Dans l'intervalle des romans, qui étaient l'oeuvre principale de sa vie, elle trouvait le temps de se mêler activement, même sous forme littéraire, de la vie des autres, soit qu'elle racontât toute sorte d'histoires à ses petits-enfants, le Château de Pictordu, la Tour de Percemont, le Chêne parlant, les Dames Vertes, le Diable au Champ, toutes les variétés des Contes d'une grand'mère, où se montre une imagination intarissable; soit qu'elle écrivît d'une plume négligente sur le bord de la table de famille ses impressions un peu vagues sur la littérature du jour; soit enfin que plus tard, sous le coup des émotions les plus vives, à la date de l'année terrible, elle retraçât dans le Journal d'un Voyageur pendant la guerre les angoisses publiques, les douleurs et les inquiétudes privées dans un style attristé, mais viril, tout vibrant de patriotisme.

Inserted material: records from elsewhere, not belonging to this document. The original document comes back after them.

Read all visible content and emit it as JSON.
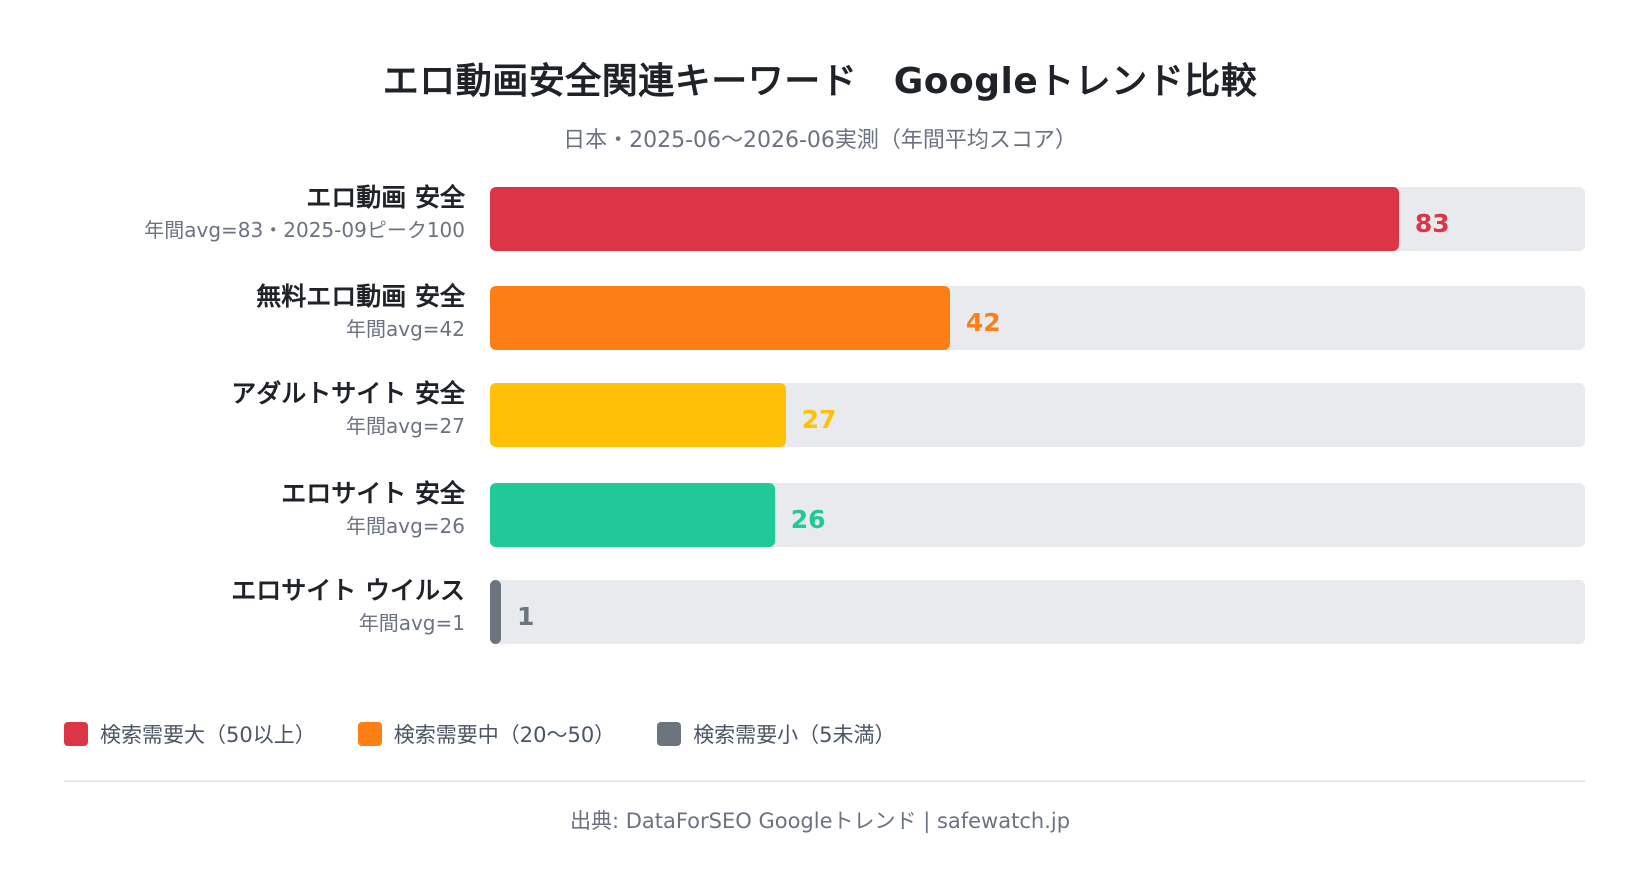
{
  "header": {
    "title": "エロ動画安全関連キーワード　Googleトレンド比較",
    "subtitle": "日本・2025-06〜2026-06実測（年間平均スコア）"
  },
  "chart_data": {
    "type": "bar",
    "orientation": "horizontal",
    "title": "エロ動画安全関連キーワード　Googleトレンド比較",
    "subtitle": "日本・2025-06〜2026-06実測（年間平均スコア）",
    "xlim": [
      0,
      100
    ],
    "grid": false,
    "categories": [
      "エロ動画 安全",
      "無料エロ動画 安全",
      "アダルトサイト 安全",
      "エロサイト 安全",
      "エロサイト ウイルス"
    ],
    "sublabels": [
      "年間avg=83・2025-09ピーク100",
      "年間avg=42",
      "年間avg=27",
      "年間avg=26",
      "年間avg=1"
    ],
    "values": [
      83,
      42,
      27,
      26,
      1
    ],
    "colors": [
      "#dc3545",
      "#fd7e14",
      "#ffc107",
      "#20c997",
      "#6c757d"
    ],
    "legend": [
      {
        "label": "検索需要大（50以上）",
        "color": "#dc3545"
      },
      {
        "label": "検索需要中（20〜50）",
        "color": "#fd7e14"
      },
      {
        "label": "検索需要小（5未満）",
        "color": "#6c757d"
      }
    ],
    "track_color": "#e8eaed"
  },
  "footer": {
    "source": "出典: DataForSEO Googleトレンド | safewatch.jp"
  }
}
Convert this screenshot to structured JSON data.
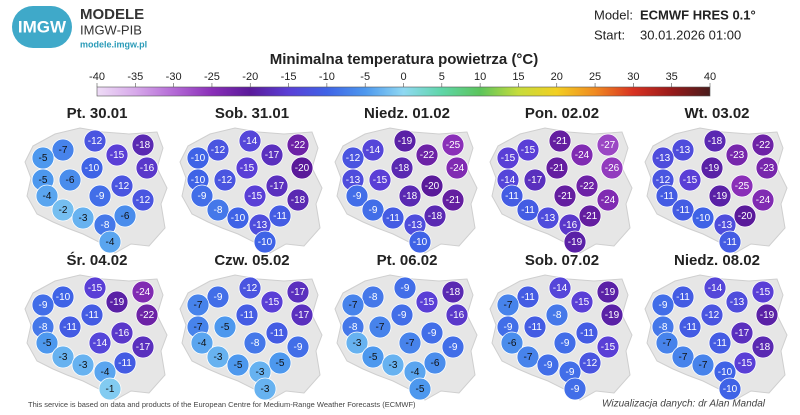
{
  "header": {
    "logo_text": "IMGW",
    "brand": "MODELE",
    "org": "IMGW-PIB",
    "url": "modele.imgw.pl",
    "model_label": "Model:",
    "model": "ECMWF HRES 0.1°",
    "start_label": "Start:",
    "start": "30.01.2026 01:00"
  },
  "chart_data": {
    "type": "map",
    "title": "Minimalna temperatura powietrza (°C)",
    "colorbar": {
      "ticks": [
        -40,
        -35,
        -30,
        -25,
        -20,
        -15,
        -10,
        -5,
        0,
        5,
        10,
        15,
        20,
        25,
        30,
        35,
        40
      ],
      "colors": [
        "#eedcf6",
        "#d7a9ea",
        "#b46ad6",
        "#8a2fb8",
        "#5a1a9a",
        "#5a3fd6",
        "#3f63e6",
        "#4d98ee",
        "#8fd8f2",
        "#5fd6a8",
        "#5cc45c",
        "#c6dc3c",
        "#f2cf22",
        "#f08a22",
        "#d83222",
        "#981a1a",
        "#4a1c1c"
      ]
    },
    "panels": [
      {
        "label": "Pt. 30.01",
        "values": [
          -7,
          -12,
          -18,
          -5,
          -15,
          -16,
          -10,
          -5,
          -6,
          -12,
          -4,
          -9,
          -12,
          -2,
          -3,
          -8,
          -6,
          -4
        ]
      },
      {
        "label": "Sob. 31.01",
        "values": [
          -12,
          -14,
          -22,
          -10,
          -17,
          -20,
          -15,
          -10,
          -12,
          -17,
          -9,
          -15,
          -18,
          -8,
          -10,
          -13,
          -11,
          -10
        ]
      },
      {
        "label": "Niedz. 01.02",
        "values": [
          -14,
          -19,
          -25,
          -12,
          -22,
          -24,
          -18,
          -13,
          -15,
          -20,
          -9,
          -18,
          -21,
          -9,
          -11,
          -13,
          -18,
          -10
        ]
      },
      {
        "label": "Pon. 02.02",
        "values": [
          -15,
          -21,
          -27,
          -15,
          -24,
          -26,
          -21,
          -14,
          -17,
          -22,
          -11,
          -21,
          -24,
          -11,
          -13,
          -16,
          -21,
          -19
        ]
      },
      {
        "label": "Wt. 03.02",
        "values": [
          -13,
          -18,
          -22,
          -13,
          -23,
          -23,
          -19,
          -12,
          -15,
          -25,
          -11,
          -19,
          -24,
          -11,
          -10,
          -13,
          -20,
          -11
        ]
      },
      {
        "label": "Śr. 04.02",
        "values": [
          -10,
          -15,
          -24,
          -9,
          -19,
          -22,
          -11,
          -8,
          -11,
          -16,
          -5,
          -14,
          -17,
          -3,
          -3,
          -4,
          -11,
          -1
        ]
      },
      {
        "label": "Czw. 05.02",
        "values": [
          -9,
          -12,
          -17,
          -7,
          -15,
          -17,
          -11,
          -7,
          -5,
          -11,
          -4,
          -8,
          -9,
          -3,
          -5,
          -3,
          -5,
          -3
        ]
      },
      {
        "label": "Pt. 06.02",
        "values": [
          -8,
          -9,
          -18,
          -7,
          -15,
          -16,
          -9,
          -8,
          -7,
          -9,
          -3,
          -7,
          -9,
          -5,
          -3,
          -4,
          -6,
          -5
        ]
      },
      {
        "label": "Sob. 07.02",
        "values": [
          -11,
          -14,
          -19,
          -7,
          -15,
          -19,
          -8,
          -9,
          -11,
          -11,
          -6,
          -9,
          -15,
          -7,
          -9,
          -9,
          -12,
          -9
        ]
      },
      {
        "label": "Niedz. 08.02",
        "values": [
          -11,
          -14,
          -15,
          -9,
          -13,
          -19,
          -12,
          -8,
          -11,
          -17,
          -7,
          -11,
          -18,
          -7,
          -7,
          -10,
          -15,
          -10
        ]
      }
    ]
  },
  "footer": {
    "source": "This service is based on data and products of the European Centre for Medium-Range Weather Forecasts (ECMWF)",
    "credit": "Wizualizacja danych: dr Alan Mandal"
  }
}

Le reste de cette vie prodigieusement active, s'il pouvait y avoir encore un excédent de minutes libres dans des journées si occupées, était la partie réservée à une Correspondance infatigable, qui était comme le complément tenu au jour le jour de cette biographie commencée d'après un vaste plan, l'Histoire de ma vie, remontant beaucoup trop haut dans la généalogie de sa famille, arrêtée trop tôt, où abondent les pages les plus curieuses, d'autres tout simplement exquises, comme le récit du séjour au couvent des Anglaises.
Et dans cette nomenclature rapide, que d'oeuvres nous omettons, que de petits chefs-d'oeuvre nous laissons dans l'ombre!